# Inverse Gas Chromatography at Finite Concentration (IGC-FC)

## Principle of IGC-FC

Inverse Gas Chromatography at finite concentration conditions (IGC-FC) is a dynamical method providing readily adsorption isotherms. The usual procedure, called ECP (Elution at the Characteristic Point), allows to determine from a single chromatographic peak part, the isotherm of desorption for relative pressures $(P⁄P_0)$ ranging from near zero to 0.3 and above.
This kind of chromatography is performed by injecting, usually in the liquid form, known amounts of solutes (molecular probes) in the GC column containing the solid of interest. Depending on the nature of the solids, those quantities are between a tenth and some twenty microliters ($\mu L$). After the injection, the solutes are vaporized. Carried by the “carrier gas”, the solutes occupy successively the whole surface of the solid before being ejected. The solute flow is then detected and recorded.

Analysis of the chromatogram.

The analysis of the chromatogram, as depicted here above, leads to desorption isotherms and adsorption energy distribution of the sites explored by the solute molecules.

## Determination and exploitation of the desorption isotherms

The analysis of the diffuse front of the chromatogram readily provides the desorption isotherm of the injected probe molecule.

The first derivative of the isotherm is directly related to the neat retention time characterized by each point of the chromatogram.$$\left( \frac {\partial N}{\partial P} \right)_{L,t_R} = \frac {1}{R.T}.\frac {D_c}{m}.(t_R-t_0)$$
$L$ is the length of the column, $N$ is the number of molecules at each point, $P$ is the adsorption pressure, $t_R$ is their retention time and $t_0$ (the retention of a poorly adsorbing solute such as methane) allows to calculate the dead volume. $D_c$ is the corrected gas flow and m the mass of solid inside the column.
Furthermore, the solute pressure is directly related to the height of the signal at the given point. The chromatogram delivers all necessary information for the determination of the desorption isotherms.

Domains of the isotherm.

The computed isotherms are split into several domains, as depicted on the above example. The first domain, located at low relative pressure, corresponds essentially to strong solute-solid surface interactions. This represents the linear part of the isotherm whose slope provides the Henry constant (KHenry).
The part of isotherm corresponding to relative pressures between 0.05 and 0.3 allows the evaluation of the specific surface area and BET constant by application of the BRUNAUER, EMMETT and TELLER (BET) theory. That part of the isotherm describes weak solute-solid interactions whereas solute-solute interactions become prevalent.
The final part of the isotherm, where multilayer formation occurs, is usually not considered in chromatography.
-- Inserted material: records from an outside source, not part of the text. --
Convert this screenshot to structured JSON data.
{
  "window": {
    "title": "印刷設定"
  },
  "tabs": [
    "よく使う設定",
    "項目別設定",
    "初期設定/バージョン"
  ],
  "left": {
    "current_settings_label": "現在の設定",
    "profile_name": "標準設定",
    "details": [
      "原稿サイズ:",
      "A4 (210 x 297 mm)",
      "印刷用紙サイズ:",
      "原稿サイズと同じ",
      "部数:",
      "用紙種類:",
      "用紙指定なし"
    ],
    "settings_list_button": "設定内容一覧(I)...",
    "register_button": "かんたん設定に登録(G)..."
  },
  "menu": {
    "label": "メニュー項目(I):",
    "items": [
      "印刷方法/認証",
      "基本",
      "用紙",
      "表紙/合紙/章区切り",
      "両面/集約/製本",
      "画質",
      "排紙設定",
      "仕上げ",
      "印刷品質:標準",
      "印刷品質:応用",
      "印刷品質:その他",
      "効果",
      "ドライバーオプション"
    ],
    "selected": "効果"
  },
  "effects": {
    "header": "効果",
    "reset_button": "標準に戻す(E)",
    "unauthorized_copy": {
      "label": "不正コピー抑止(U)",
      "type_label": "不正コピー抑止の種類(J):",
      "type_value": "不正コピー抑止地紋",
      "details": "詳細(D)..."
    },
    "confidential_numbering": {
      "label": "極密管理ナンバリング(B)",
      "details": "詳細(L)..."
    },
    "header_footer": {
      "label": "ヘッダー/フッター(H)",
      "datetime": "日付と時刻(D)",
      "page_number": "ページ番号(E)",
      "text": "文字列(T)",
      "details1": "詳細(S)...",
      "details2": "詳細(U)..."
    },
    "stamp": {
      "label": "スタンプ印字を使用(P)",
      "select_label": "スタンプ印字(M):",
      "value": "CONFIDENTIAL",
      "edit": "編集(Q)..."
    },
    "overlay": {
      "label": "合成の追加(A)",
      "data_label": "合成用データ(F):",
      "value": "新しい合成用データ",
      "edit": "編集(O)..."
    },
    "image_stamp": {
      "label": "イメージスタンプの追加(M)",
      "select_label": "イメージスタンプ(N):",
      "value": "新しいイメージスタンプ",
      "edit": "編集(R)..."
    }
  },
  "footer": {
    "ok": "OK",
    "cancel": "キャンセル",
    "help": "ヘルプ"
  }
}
## Determination of the surface energetic heterogeneity

All solid surfaces are heterogeneous. This heterogeneity has various origins: geometrical, energetic or chemical. IGC-FC delivers a “fingerprint” of the surface heterogeneity in the form of adsorption energy distribution of the various sites.
Moreover, this method, using probe molecules of different morphology and functionality, allows acceding to the different aspects of the surface heterogeneity.
Yet the actual determination of those distribution functions is far from being evident. The paper by Charmas and Leboda lists the difficulties and suggests the solutions proposed by the various authors.
The mathematical problem stems from the resolution of the first order Fredholm integral function that gives access to the energy distribution $\chi (E)$). No simple way exists to solve that problem:$$N(P_m,T_m)=N_0. \int_{E_{min}}^{E_{max}}\theta (E_min)(E,P_m,T_m).\chi(E).dE$$
$N(P_m,T_m)$ is the number of adsorbed molecules at pressure $P_m$ and at temperature $T_m. N_0$ represents the number of molecules required to form a monolayer. $\theta (E,P_m,T_m)$ is the local isotherm and $E$ the adsorption energy on a given site.

The physicochemical problems are related to the validity and meaning of the simplifying hypotheses that allow the resolution of the integral. They also stem from the ignorance of the solute-solute interactions that significantly intervene at the higher degrees of solid surface coverage’s.
To overcome those problems, one may apply the method developed by Balard (1997). For the sake of simplicity, the mathematical approach will not be given here. Only the hypotheses behind this approach will be discussed.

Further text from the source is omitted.